Colleen McLaughlin Barlow
The delicate lace work of the human spleenic nerve — the curve of a whalebone — a powerful laser illuminating the night skies — these are the subjects of Colleen McLaughlin Barlow’s art. Working in anatomy labs or the innermost recesses of the most powerful telescopes on earth, she plumbs science for new aesthetic visions.
Inner Beasts
There were these astonishing x-rays from over 100 years ago at the Animal Anatomy Department of Cambridge University. They were about to be destroyed and the Director allowed me to select from a couple of thousand, a few, which I could use for the basis of art prints. They weren’t even called x-rays — they were referred to as ‘radio-graphs’. The detail was extraordinary and the lyricism of these stunning images is haunting. I worked digitally to create these images. Some of the x-rays revealed dance movements or contemporary sculptures or even ice cave landscapes. They were printed using spit bite etching as well as toyobo photogravure at St. Barnabas Press, Cambridge.
Body as Soul
Upon hearing the diagnosis ‘cancer’ I was numb with shock. Everything about my life was to change. The gift of the disease was an acute awareness of my own mortality. I went to Florence to study art and a chance tour brought me to an astonishing place: La Specola.

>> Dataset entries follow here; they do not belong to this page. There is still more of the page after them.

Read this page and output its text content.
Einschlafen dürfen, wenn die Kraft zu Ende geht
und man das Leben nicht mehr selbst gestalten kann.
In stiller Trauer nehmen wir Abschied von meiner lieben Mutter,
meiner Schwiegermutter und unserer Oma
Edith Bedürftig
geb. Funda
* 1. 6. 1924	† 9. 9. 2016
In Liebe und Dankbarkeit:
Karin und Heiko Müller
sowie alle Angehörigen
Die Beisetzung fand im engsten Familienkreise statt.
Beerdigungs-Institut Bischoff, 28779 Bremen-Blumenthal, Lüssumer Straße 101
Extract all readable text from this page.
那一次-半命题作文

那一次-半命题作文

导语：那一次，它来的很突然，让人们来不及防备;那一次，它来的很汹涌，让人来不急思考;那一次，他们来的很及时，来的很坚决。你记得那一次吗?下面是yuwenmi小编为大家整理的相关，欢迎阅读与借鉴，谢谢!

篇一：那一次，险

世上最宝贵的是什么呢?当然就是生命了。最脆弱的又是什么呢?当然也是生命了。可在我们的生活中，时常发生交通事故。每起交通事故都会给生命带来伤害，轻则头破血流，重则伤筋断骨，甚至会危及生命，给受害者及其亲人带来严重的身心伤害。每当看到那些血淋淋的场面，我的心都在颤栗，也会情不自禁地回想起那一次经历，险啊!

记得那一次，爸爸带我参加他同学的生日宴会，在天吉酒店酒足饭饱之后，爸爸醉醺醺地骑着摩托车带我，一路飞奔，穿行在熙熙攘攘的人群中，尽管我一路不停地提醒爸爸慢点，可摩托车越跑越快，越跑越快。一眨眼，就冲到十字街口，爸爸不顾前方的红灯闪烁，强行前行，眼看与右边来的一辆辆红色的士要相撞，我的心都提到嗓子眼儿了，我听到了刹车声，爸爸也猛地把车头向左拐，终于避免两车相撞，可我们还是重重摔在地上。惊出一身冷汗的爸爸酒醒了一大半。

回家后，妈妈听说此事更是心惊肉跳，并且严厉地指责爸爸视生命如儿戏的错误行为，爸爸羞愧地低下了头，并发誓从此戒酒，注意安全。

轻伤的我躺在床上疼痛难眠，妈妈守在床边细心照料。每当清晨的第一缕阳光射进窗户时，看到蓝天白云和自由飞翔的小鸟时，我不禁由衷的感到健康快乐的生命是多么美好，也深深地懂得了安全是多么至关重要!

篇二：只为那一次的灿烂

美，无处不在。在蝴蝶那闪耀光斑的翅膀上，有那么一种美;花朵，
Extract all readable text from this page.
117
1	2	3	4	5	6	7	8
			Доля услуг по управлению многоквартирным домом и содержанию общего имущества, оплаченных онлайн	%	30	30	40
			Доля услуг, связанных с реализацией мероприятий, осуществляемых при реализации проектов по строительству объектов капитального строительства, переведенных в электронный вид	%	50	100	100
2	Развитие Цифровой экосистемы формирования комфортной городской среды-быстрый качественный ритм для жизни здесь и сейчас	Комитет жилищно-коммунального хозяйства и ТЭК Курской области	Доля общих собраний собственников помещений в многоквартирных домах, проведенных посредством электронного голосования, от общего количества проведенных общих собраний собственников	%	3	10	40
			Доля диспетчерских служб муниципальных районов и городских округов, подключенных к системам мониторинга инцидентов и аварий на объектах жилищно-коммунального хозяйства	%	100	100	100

It is an eighteenth century facility for the instruction of art and medical students. The models are life-sized and created of wax and represent every aspect of the dissected human body. There are hearts and livers, spleens and uteri, skeletons and nerves, sinews and joints – all extremely realistic. I stood in the middle of the room and wept at the ‘terrible beauty’ of God’s creation. These were extraordinary landscapes which house the soul – structures formed by expediency and evolution. My mind was on fire with the intelligence of what I saw.
That initial exposure to the human body at La Specola in Florence led to a decade of odyssey from Italy to Vancouver, Toronto, Cambridge, Oxford and Vienna. Courteous sponsorship enabled me to work in human anatomy laboratories in these cities.
Whale Dreams
When a bone is made transparent, it reveals new and striking internal lines. It is transformed into a dream-like object, solid yet ephemeral, fragile and precious. My process is to observe the actual bone in order to make a ‘portrait’ of a particular bone in clay. This clay sculpture is then cast into precious lead crystal at a foundry using the ancient lost wax process.